Mais cette Révolution grandiose et bienfaisante, il faut la défendre, il faut la sauver. Et, puisque le monde est conjuré contre elle, il faut qu’elle-même devienne un monde par le soulèvement de toutes ses forces. Le 12 août, les délégués des assemblées primaires proposent à la Convention l’idée de la levée en masse, mais confuse et étrangement enveloppée dans une sorte de réquisition militaire des suspects.

« Nous demandons que tous les hommes suspects soient mis en état d’arrestation ; qu’ils soient précipités aux frontières, suivis de la masse terrible des sans-culottes ; là, au premier rang, ils combattront pour la liberté qu’ils outragent depuis quatre ans, ou ils seront immolés par le canon des tyrans. »

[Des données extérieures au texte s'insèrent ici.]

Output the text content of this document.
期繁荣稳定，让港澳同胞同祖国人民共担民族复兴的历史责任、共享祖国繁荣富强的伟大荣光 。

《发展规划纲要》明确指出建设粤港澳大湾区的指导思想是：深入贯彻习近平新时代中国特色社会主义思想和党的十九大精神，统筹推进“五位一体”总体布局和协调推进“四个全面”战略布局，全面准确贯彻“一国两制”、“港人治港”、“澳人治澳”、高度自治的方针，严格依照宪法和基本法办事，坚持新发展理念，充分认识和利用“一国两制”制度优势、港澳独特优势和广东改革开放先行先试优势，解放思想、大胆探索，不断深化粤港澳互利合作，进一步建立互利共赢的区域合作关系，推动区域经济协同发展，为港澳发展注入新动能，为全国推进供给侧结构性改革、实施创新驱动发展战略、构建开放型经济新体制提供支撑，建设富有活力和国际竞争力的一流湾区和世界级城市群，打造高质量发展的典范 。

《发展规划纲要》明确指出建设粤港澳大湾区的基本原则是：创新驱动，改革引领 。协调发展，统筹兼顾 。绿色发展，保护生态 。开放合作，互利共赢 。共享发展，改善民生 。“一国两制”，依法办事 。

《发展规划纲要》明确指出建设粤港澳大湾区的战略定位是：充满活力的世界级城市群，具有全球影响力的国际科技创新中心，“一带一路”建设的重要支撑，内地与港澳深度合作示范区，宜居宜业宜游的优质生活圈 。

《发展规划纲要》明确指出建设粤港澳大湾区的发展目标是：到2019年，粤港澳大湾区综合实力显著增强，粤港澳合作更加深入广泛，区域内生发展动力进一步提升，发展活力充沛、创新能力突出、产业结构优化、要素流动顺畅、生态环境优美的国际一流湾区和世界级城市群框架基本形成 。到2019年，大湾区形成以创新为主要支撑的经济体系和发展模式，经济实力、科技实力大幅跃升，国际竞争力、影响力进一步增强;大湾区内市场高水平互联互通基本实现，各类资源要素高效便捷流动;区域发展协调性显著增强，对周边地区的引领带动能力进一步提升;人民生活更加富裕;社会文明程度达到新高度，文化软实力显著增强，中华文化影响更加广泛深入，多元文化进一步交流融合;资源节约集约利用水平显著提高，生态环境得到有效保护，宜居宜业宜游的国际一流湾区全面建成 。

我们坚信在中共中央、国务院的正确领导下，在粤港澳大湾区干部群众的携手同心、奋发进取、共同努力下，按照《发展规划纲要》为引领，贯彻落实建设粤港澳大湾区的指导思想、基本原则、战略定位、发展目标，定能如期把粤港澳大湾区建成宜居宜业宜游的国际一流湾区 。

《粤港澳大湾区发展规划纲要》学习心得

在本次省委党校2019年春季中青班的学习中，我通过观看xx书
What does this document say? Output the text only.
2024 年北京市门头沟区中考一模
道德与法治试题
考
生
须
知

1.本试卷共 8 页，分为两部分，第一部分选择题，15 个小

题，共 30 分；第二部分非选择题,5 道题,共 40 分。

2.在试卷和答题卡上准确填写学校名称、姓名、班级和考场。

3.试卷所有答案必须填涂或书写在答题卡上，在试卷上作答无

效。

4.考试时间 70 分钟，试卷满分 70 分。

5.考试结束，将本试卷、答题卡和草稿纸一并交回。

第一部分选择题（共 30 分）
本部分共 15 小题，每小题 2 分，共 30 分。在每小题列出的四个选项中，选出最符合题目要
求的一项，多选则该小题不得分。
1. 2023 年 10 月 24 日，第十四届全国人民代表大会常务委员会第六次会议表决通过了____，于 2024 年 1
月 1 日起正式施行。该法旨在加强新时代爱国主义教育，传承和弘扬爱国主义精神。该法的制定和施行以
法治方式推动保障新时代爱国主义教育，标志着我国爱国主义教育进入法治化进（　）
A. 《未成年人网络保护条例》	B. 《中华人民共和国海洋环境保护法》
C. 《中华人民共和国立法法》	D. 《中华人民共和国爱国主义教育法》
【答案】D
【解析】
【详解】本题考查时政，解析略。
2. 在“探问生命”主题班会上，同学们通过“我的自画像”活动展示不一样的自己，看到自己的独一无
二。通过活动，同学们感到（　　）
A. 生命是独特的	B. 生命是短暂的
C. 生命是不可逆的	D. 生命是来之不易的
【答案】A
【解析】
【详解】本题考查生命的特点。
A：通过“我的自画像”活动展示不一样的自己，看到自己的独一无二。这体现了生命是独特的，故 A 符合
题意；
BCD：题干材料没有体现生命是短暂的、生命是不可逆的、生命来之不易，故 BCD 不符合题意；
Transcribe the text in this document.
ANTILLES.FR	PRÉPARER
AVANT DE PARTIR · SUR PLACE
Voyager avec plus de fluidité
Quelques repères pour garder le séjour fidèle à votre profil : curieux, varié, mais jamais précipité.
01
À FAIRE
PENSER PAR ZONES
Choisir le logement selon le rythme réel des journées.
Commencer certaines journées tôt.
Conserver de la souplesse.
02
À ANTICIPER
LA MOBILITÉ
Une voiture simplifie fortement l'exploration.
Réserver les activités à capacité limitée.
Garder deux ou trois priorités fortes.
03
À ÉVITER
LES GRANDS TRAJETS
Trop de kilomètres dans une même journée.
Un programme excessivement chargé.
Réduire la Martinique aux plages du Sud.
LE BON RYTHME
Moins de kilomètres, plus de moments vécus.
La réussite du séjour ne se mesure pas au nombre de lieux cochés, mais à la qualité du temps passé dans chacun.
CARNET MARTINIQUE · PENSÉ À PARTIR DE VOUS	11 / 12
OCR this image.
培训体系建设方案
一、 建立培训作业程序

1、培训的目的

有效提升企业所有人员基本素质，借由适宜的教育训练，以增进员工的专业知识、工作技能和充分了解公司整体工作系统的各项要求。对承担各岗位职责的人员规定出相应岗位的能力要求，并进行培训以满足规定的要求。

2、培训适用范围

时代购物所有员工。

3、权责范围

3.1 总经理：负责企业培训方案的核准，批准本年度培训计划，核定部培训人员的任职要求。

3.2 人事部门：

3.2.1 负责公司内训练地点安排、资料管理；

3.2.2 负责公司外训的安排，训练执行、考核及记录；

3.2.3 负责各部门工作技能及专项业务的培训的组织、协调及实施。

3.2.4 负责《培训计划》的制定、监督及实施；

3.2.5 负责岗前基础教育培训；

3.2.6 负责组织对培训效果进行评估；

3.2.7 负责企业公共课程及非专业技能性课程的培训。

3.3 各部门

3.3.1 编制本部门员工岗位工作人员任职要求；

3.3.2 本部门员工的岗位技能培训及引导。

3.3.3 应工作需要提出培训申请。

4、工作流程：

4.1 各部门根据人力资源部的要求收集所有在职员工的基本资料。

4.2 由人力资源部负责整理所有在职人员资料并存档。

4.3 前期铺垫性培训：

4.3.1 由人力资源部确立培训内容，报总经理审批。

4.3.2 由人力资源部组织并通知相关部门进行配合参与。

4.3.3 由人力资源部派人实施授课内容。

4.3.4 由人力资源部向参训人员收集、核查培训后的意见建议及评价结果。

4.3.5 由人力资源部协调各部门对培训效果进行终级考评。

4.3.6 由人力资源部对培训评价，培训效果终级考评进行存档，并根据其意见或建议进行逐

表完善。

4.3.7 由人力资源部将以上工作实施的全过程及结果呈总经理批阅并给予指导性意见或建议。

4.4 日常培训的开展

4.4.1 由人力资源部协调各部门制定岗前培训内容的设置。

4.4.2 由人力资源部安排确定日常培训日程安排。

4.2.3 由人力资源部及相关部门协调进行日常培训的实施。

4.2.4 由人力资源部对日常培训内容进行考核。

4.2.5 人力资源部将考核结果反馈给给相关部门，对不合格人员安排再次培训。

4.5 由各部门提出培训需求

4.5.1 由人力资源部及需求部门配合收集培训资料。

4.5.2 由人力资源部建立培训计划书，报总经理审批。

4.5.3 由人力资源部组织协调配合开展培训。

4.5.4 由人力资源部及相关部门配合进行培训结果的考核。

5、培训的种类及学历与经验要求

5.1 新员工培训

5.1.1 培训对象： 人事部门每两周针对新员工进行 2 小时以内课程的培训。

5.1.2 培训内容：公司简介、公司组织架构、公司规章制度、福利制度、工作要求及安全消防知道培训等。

Danton, en ces jours anniversaires du 10 août 1792, retrouve sa magnifique tactique révolutionnaire, qui est d’animer tout ensemble et d’épurer l’énergie nationale. Il dégage de la motion des délégués ce qu’elle a de sacré et de grand. Oui, qu’on arrête les suspects, mais à la condition d’arrêter les chefs, les vrais coupables et de ne pas étendre le soupçon et la colère sur de pauvres gens égarés. Mais surtout que toute la nation se mobilise. Et que les délégués des assemblées primaires soient chargés d’aller, dans leurs cantons, dans leurs communes, animer les citoyens au combat, prêcher et organiser la levée en masse.

Le 16 août, Barère apportait, au nom du Comité de Salut public, le décret célèbre qui proclamait tout à la fois la nouvelle tactique militaire de la Révolution, l’offensive des grandes masses, et réglait, par réquisitions successives, la levée de tous les citoyens. Oui, ainsi appelée, ainsi organisée, ainsi exploitée par la Révolution en toutes ses forces, en toutes ses richesses de patriotisme, de vigueur, de courage et de génie, la France valait un monde. Elle valait plus que le monde de la coalition. Les autres gouvernements et les autres peuples ne mettaient au jeu terrible qu’une partie d’eux-mêmes.